O sr. Bandeira Coelho: - V. exa. da licença?... Das minhas palavras não se deprehende nada d'isso; não discuti a reforma do exercito, nem a podia discutir.
O sr. Francisco Machado: - Eu requeiro que se abra discussão sobre este incidente.
Vozes: - Ordem, ordem.
O Orador: - Desejava fazer as declarações que acabei de expender, mas porque não esta em discussão o assumpto, por isso não digo por agora mais nada.
O sr. Presidente: - Vou consultar a camara sobre o parecer que a commissão de poderes mandou para a mesa.
Leu-se na mesa o seguinte:

PARECER N.° 124

(Circulo n.º 100)

Senhores. - A vossa commissão de verificação de poderes examinando o diploma que lhe foi enviado, relativo ao cidadão Fernando Mattozo Santos, eleito pelo circulo n.° 100 (Horta) e encontrando-o em fórma legal, entende que o mesmo cidadão deve ser proclamado deputado.
Sala da commissão, 9 de junho de 1890. = L. Bandeira Coelho = Barão de Paço Vieira (Alfredo) = José Estevão de Moraes Sarmento = L. Monteiro.

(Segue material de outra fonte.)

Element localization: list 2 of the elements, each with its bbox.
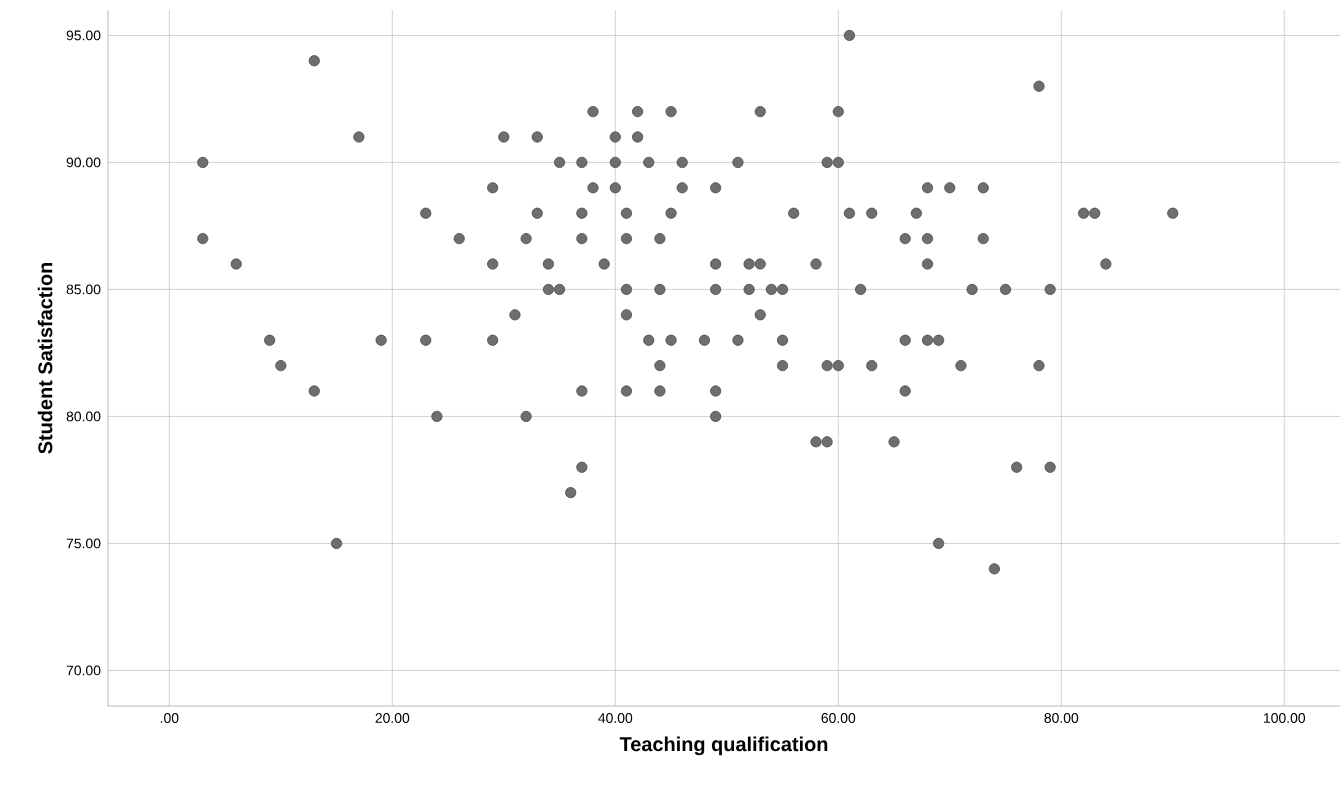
x-axis-title: Teaching qualification [619,736,828,756]
y-axis-title: Student Satisfaction [37,262,53,454]
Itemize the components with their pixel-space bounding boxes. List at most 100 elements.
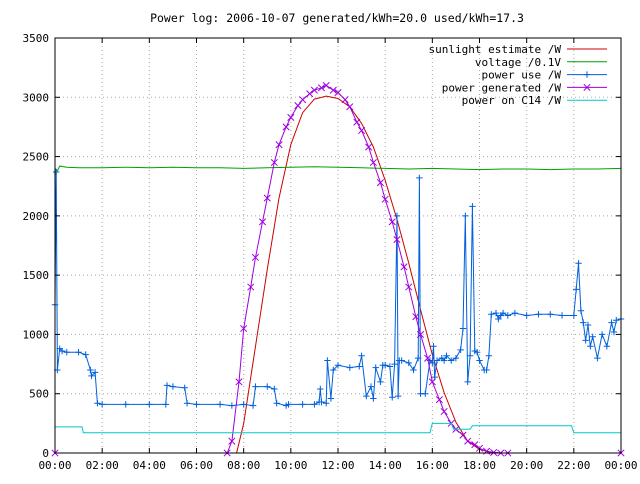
x-tick-label: 00:00 <box>604 459 637 472</box>
data-point-power-use-w <box>216 401 224 408</box>
data-point-power-use-w <box>311 401 318 408</box>
data-point-power-use-w <box>264 383 271 390</box>
data-point-power-use-w <box>98 401 106 408</box>
data-point-power-use-w <box>466 352 474 359</box>
data-point-power-use-w <box>495 315 502 323</box>
data-point-power-use-w <box>582 337 589 344</box>
series-power-on-c14-w <box>55 422 621 434</box>
data-point-power-use-w <box>88 372 95 380</box>
data-point-power-generated-w <box>299 96 307 104</box>
data-point-power-generated-w <box>412 313 420 321</box>
legend-label-power-generated-w: power generated /W <box>442 81 562 94</box>
series-line-voltage-0-1v <box>54 165 622 172</box>
data-point-power-use-w <box>193 401 200 408</box>
data-point-power-generated-w <box>428 378 436 386</box>
data-point-power-use-w <box>323 400 330 407</box>
data-point-power-generated-w <box>263 194 271 202</box>
data-point-power-use-w <box>228 402 236 409</box>
data-point-power-use-w <box>398 357 405 364</box>
legend-marker-power-generated-w <box>583 83 591 91</box>
data-point-power-use-w <box>162 401 170 408</box>
data-point-power-use-w <box>94 400 101 407</box>
data-point-power-use-w <box>414 354 422 362</box>
data-point-power-use-w <box>577 307 585 314</box>
data-point-power-use-w <box>464 378 471 386</box>
data-point-power-use-w <box>572 286 580 293</box>
data-point-power-use-w <box>324 357 331 364</box>
y-tick-label: 500 <box>29 388 49 401</box>
x-tick-label: 12:00 <box>321 459 354 472</box>
data-point-power-generated-w <box>440 407 448 416</box>
data-point-power-use-w <box>584 321 592 329</box>
data-point-power-use-w <box>452 354 460 362</box>
data-point-power-use-w <box>394 392 402 400</box>
tick-layer: 0 500 1000 1500 2000 2500 3000 3500 00:00 02:00 04… <box>23 32 638 472</box>
data-point-power-use-w <box>163 382 171 389</box>
data-point-power-use-w <box>370 395 377 402</box>
data-point-power-use-w <box>327 395 335 402</box>
data-point-power-use-w <box>416 174 423 182</box>
data-point-power-use-w <box>389 394 396 401</box>
data-point-power-generated-w <box>251 253 260 261</box>
y-tick-label: 0 <box>42 447 49 460</box>
data-point-power-use-w <box>75 349 82 356</box>
data-point-power-generated-w <box>464 437 472 445</box>
data-point-power-use-w <box>570 312 578 319</box>
data-point-power-use-w <box>613 317 620 324</box>
data-point-power-generated-w <box>471 441 479 449</box>
data-point-power-use-w <box>485 352 493 359</box>
y-tick-label: 3500 <box>23 32 50 45</box>
data-point-power-generated-w <box>329 86 337 94</box>
data-point-power-generated-w <box>405 283 413 291</box>
x-tick-label: 18:00 <box>463 459 496 472</box>
data-point-power-use-w <box>504 312 511 319</box>
data-point-power-use-w <box>523 312 530 319</box>
data-point-power-use-w <box>181 384 188 391</box>
data-point-power-use-w <box>587 343 594 350</box>
data-point-power-generated-w <box>247 283 255 291</box>
data-point-power-generated-w <box>490 448 498 456</box>
legend-label-power-use-w: power use /W <box>482 69 562 82</box>
legend-label-voltage-0-1v: voltage /0.1V <box>475 56 561 69</box>
data-point-power-generated-w <box>282 123 290 131</box>
data-point-power-generated-w <box>346 103 354 111</box>
data-point-power-use-w <box>488 311 495 318</box>
data-point-power-use-w <box>356 363 363 370</box>
data-point-power-use-w <box>594 354 601 362</box>
y-tick-label: 3000 <box>23 91 50 104</box>
data-point-power-generated-w <box>258 218 267 226</box>
data-point-power-use-w <box>169 383 177 390</box>
data-point-power-use-w <box>608 319 615 326</box>
series-power-use-w <box>51 168 625 409</box>
data-point-power-use-w <box>410 366 417 374</box>
data-point-power-use-w <box>430 343 437 350</box>
data-point-power-generated-w <box>416 330 425 338</box>
series-line-power-generated-w <box>55 84 621 454</box>
data-point-power-use-w <box>443 352 450 359</box>
data-point-power-use-w <box>429 359 436 367</box>
y-tick-label: 1000 <box>23 328 50 341</box>
y-tick-label: 1500 <box>23 269 50 282</box>
data-point-power-use-w <box>183 400 191 407</box>
data-point-power-use-w <box>457 346 464 354</box>
data-point-power-generated-w <box>294 102 302 110</box>
data-point-power-generated-w <box>369 158 377 167</box>
data-point-power-use-w <box>476 357 483 364</box>
y-tick-label: 2500 <box>23 151 50 164</box>
x-tick-label: 20:00 <box>510 459 543 472</box>
data-point-power-generated-w <box>287 113 295 121</box>
x-tick-label: 06:00 <box>180 459 213 472</box>
data-point-power-use-w <box>330 366 337 374</box>
data-point-power-generated-w <box>459 431 467 439</box>
x-tick-label: 08:00 <box>227 459 260 472</box>
data-point-power-use-w <box>405 359 412 367</box>
data-point-power-generated-w <box>388 218 396 226</box>
data-point-power-generated-w <box>353 118 361 126</box>
data-point-power-use-w <box>393 212 401 220</box>
data-point-power-use-w <box>317 385 324 393</box>
data-point-power-generated-w <box>341 96 349 104</box>
data-point-power-use-w <box>391 360 398 368</box>
data-point-power-use-w <box>462 212 469 220</box>
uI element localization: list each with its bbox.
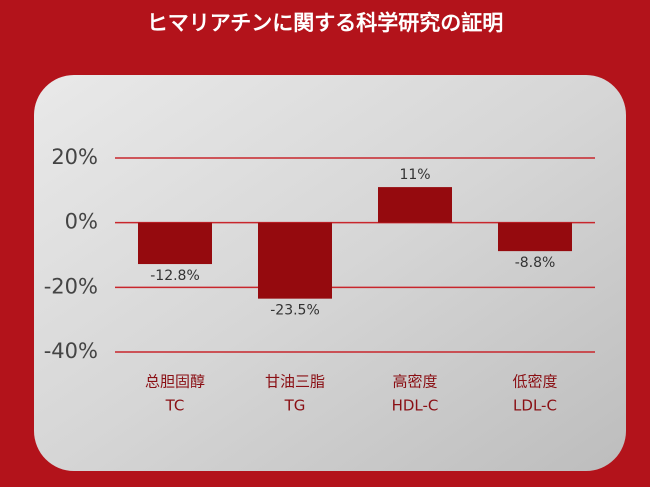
value-label: -12.8% xyxy=(150,268,200,284)
x-tick-label: LDL-C xyxy=(513,397,557,415)
x-tick-label: 高密度 xyxy=(392,373,437,391)
y-tick-label: 0% xyxy=(65,210,98,234)
value-label: 11% xyxy=(399,167,430,183)
chart-title: ヒマリアチンに関する科学研究の証明 xyxy=(147,11,504,35)
y-tick-label: -40% xyxy=(44,339,98,363)
bar xyxy=(498,222,572,252)
bar xyxy=(258,222,332,299)
x-tick-label: HDL-C xyxy=(392,397,439,415)
x-tick-label: TG xyxy=(284,397,306,415)
y-tick-label: 20% xyxy=(51,145,98,169)
x-tick-label: 甘油三脂 xyxy=(265,373,325,391)
value-label: -23.5% xyxy=(270,303,320,319)
x-tick-label: TC xyxy=(165,397,185,415)
bar xyxy=(378,187,452,223)
x-tick-label: 低密度 xyxy=(512,373,557,391)
x-tick-label: 总胆固醇 xyxy=(145,373,205,391)
value-label: -8.8% xyxy=(515,255,556,271)
bar xyxy=(138,222,212,265)
y-tick-label: -20% xyxy=(44,274,98,298)
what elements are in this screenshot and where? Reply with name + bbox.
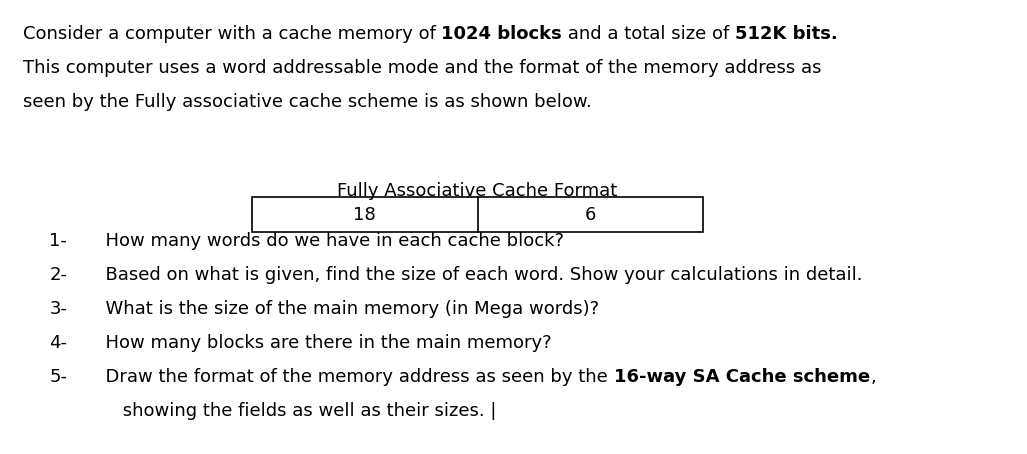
Text: Based on what is given, find the size of each word. Show your calculations in de: Based on what is given, find the size of… <box>94 266 863 284</box>
Text: This computer uses a word addressable mode and the format of the memory address : This computer uses a word addressable mo… <box>23 59 822 77</box>
Text: 512K bits.: 512K bits. <box>735 25 838 43</box>
Text: 2-: 2- <box>49 266 68 284</box>
Text: How many blocks are there in the main memory?: How many blocks are there in the main me… <box>94 334 553 352</box>
Text: Consider a computer with a cache memory of: Consider a computer with a cache memory … <box>23 25 442 43</box>
Text: showing the fields as well as their sizes. |: showing the fields as well as their size… <box>94 402 497 420</box>
Text: Draw the format of the memory address as seen by the: Draw the format of the memory address as… <box>94 368 614 386</box>
Text: How many words do we have in each cache block?: How many words do we have in each cache … <box>94 232 565 250</box>
Text: 5-: 5- <box>49 368 68 386</box>
Text: 1024 blocks: 1024 blocks <box>442 25 562 43</box>
Text: 18: 18 <box>353 206 376 223</box>
Text: Fully Associative Cache Format: Fully Associative Cache Format <box>338 182 617 200</box>
Text: 6: 6 <box>584 206 597 223</box>
Text: 3-: 3- <box>49 300 68 318</box>
Text: 16-way SA Cache scheme: 16-way SA Cache scheme <box>614 368 870 386</box>
Text: ,: , <box>870 368 876 386</box>
Text: 4-: 4- <box>49 334 68 352</box>
Text: and a total size of: and a total size of <box>562 25 735 43</box>
Text: seen by the Fully associative cache scheme is as shown below.: seen by the Fully associative cache sche… <box>23 93 592 111</box>
Text: 1-: 1- <box>49 232 67 250</box>
Bar <box>252 197 703 232</box>
Text: What is the size of the main memory (in Mega words)?: What is the size of the main memory (in … <box>94 300 600 318</box>
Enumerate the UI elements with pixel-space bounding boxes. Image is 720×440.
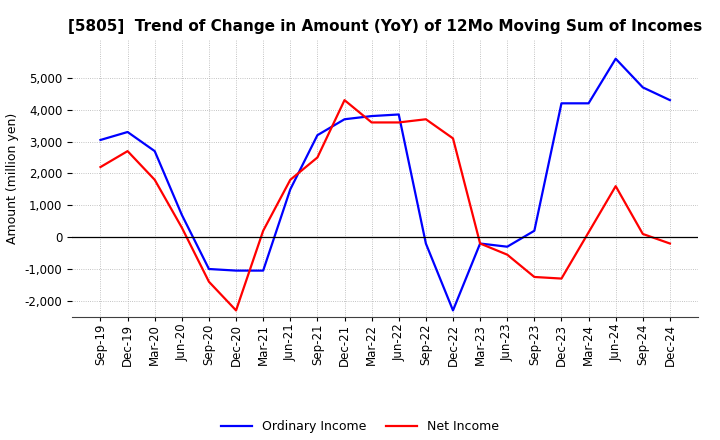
Net Income [178, 225, 186, 230]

O sr. Francisco Machado: - Eu peço que v. exa. consulte a camara sobre se quer que se abra inscripção sobre este incidente.
O sr. Presidente: - Qual incidente?
O sr. Francisco Machado: - Sobre a reforma do exercito.
O sr. Presidente: - Agora vae votar-se o parecer da ommissão.
Lido novamente na mesa, foi approvado.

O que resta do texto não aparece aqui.